The recession and the resulting decline in consumption are not the only causes for this sluggishness. It also is due to the failure of domestic tourism to keep up with consumer demands. In contrast to the stagnant growth of domestic travel, overseas tourism marked record highs for five consecutive years to FY '96, until it leveled off in FY '97 as the yen strengthened. While at one point, it was the very strength of the yen that lured tourists on overseas shopping expeditions, the continuing rise in overseas travel in today's weak yen market shows that tourism offerings of overseas destinations are more in tune with consumer demands. We must study the charm of overseas destinations and the products they offer, to better understand the qualitative differences between overseas and domestic destinations.
Domestic destinations tend to focus on a single tourism resource, while entire cities or communities are often the sightseeing objective in overseas destinations. In Japan, most destinations have concentrated their efforts on developing a single site or facility, without considering the development of the overall community as a tourist attraction. In many cases, this resulted in friction between residents and visitors, or the appearance of hot spring resorts with stereotypical lodging facilities geared to parties. Resolution can only come from community development plans with long-term perspectives. Community development, by its nature, requires long term planning for the entire community five to ten years in the future.
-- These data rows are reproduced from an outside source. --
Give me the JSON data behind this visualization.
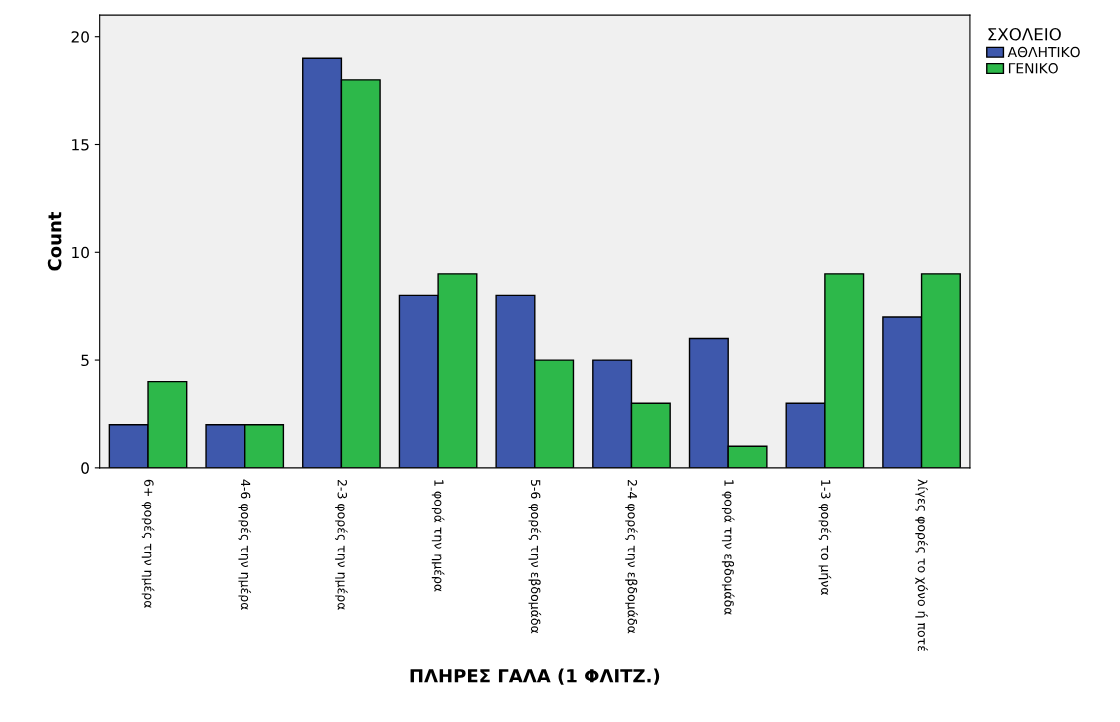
{
  "chart_data": {
    "type": "bar",
    "xlabel": "ΠΛΗΡΕΣ ΓΑΛΑ (1 ΦΛΙΤΖ.)",
    "ylabel": "Count",
    "legend_title": "ΣΧΟΛΕΙΟ",
    "categories": [
      "6+ φορές την ημέρα",
      "4-6 φορές την ημέρα",
      "2-3 φορές την ημέρα",
      "1 φορά την ημέρα",
      "5-6 φορές την εβδομάδα",
      "2-4 φορές την εβδομάδα",
      "1 φορά την εβδομάδα",
      "1-3 φορές το μήνα",
      "λίγες φορές το χόνο ή ποτέ"
    ],
    "series": [
      {
        "name": "ΑΘΛΗΤΙΚΟ",
        "color": "#3e58ac",
        "values": [
          2,
          2,
          19,
          8,
          8,
          5,
          6,
          3,
          7
        ]
      },
      {
        "name": "ΓΕΝΙΚΟ",
        "color": "#2db84a",
        "values": [
          4,
          2,
          18,
          9,
          5,
          3,
          1,
          9,
          9
        ]
      }
    ],
    "ylim": [
      0,
      21
    ],
    "yticks": [
      0,
      5,
      10,
      15,
      20
    ],
    "grid": false,
    "legend": "top right"
  }
}
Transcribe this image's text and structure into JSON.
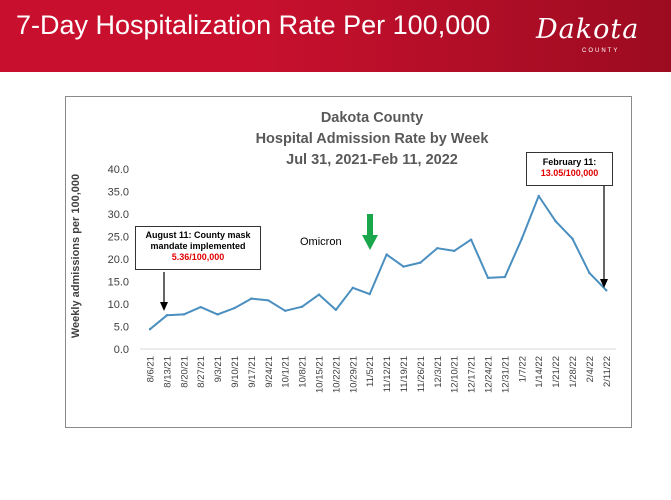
{
  "header": {
    "title": "7-Day Hospitalization Rate Per 100,000",
    "logo_text": "Dakota",
    "logo_subtext": "COUNTY"
  },
  "colors": {
    "banner": "#c8102e",
    "line": "#4a8fbf",
    "arrow_green": "#1aa64b",
    "highlight_red": "#e00000"
  },
  "chart_data": {
    "type": "line",
    "title": [
      "Dakota County",
      "Hospital Admission Rate by Week",
      "Jul 31, 2021-Feb 11, 2022"
    ],
    "xlabel": "",
    "ylabel": "Weekly admissions  per 100,000",
    "ylim": [
      0,
      40
    ],
    "yticks": [
      "0.0",
      "5.0",
      "10.0",
      "15.0",
      "20.0",
      "25.0",
      "30.0",
      "35.0",
      "40.0"
    ],
    "grid": false,
    "categories": [
      "8/6/21",
      "8/13/21",
      "8/20/21",
      "8/27/21",
      "9/3/21",
      "9/10/21",
      "9/17/21",
      "9/24/21",
      "10/1/21",
      "10/8/21",
      "10/15/21",
      "10/22/21",
      "10/29/21",
      "11/5/21",
      "11/12/21",
      "11/19/21",
      "11/26/21",
      "12/3/21",
      "12/10/21",
      "12/17/21",
      "12/24/21",
      "12/31/21",
      "1/7/22",
      "1/14/22",
      "1/21/22",
      "1/28/22",
      "2/4/22",
      "2/11/22"
    ],
    "series": [
      {
        "name": "Weekly admissions per 100,000",
        "values": [
          4.4,
          7.5,
          7.7,
          9.3,
          7.7,
          9.1,
          11.2,
          10.8,
          8.5,
          9.4,
          12.1,
          8.7,
          13.6,
          12.2,
          21.0,
          18.3,
          19.2,
          22.4,
          21.8,
          24.3,
          15.8,
          16.0,
          24.5,
          34.0,
          28.4,
          24.5,
          16.9,
          13.05
        ]
      }
    ],
    "annotations": {
      "mask_box": {
        "line1": "August 11: County mask",
        "line2": "mandate implemented",
        "value": "5.36/100,000",
        "category": "8/13/21"
      },
      "feb_box": {
        "line1": "February 11:",
        "value": "13.05/100,000",
        "category": "2/11/22"
      },
      "omicron_label": "Omicron",
      "omicron_category": "11/5/21"
    }
  }
}
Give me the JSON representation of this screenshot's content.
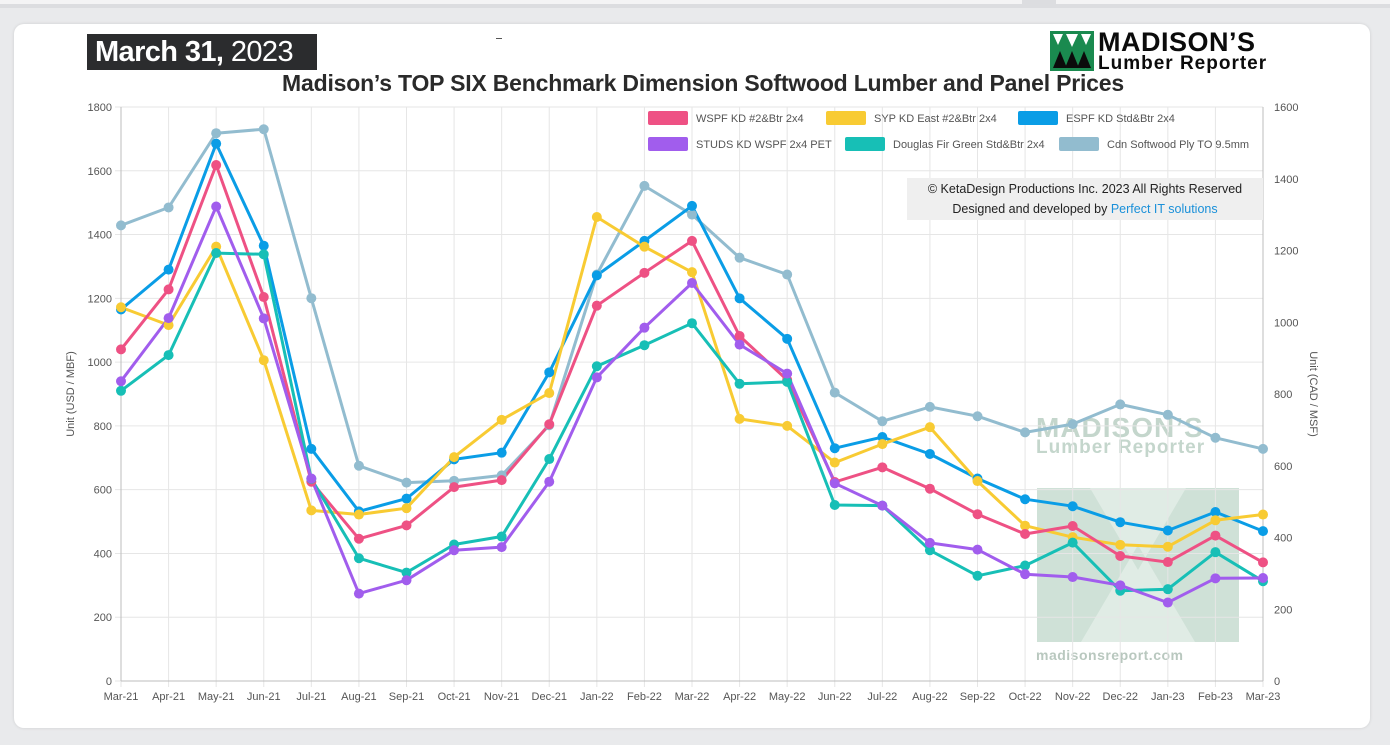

Short-term plans for attracting visitors in the next 1-2 years require a different perspective all together.
Mid-term, the concept of tourism itself inevitably undergoes changes. In just the past 10 years, consumer demands have changed drastically, affected by economic trends and other factors. Even greater structural changes are expected in the future. Tourism resources evaluation and development plans for tourism based communities founded solely on today's tourist needs may become ineffective in the longterm. Many tourist facilities and development projects conceived during the years of the bubble economy are now in financial difficulty due to miscalculations in medium and long-term tourist trends.
In this survey, we start with discussions of the ideal forms of future tourism. In doing so, we discuss not only consumer needs, but also the requirements for tourist destination managers.
The survey stands on the basic assumption that tourism based community development can be achieved in diverse ways. It is an attempt to examine the various possible forms of community development. We hope this guidebook will assist each community in selecting the methods that best suits its needs.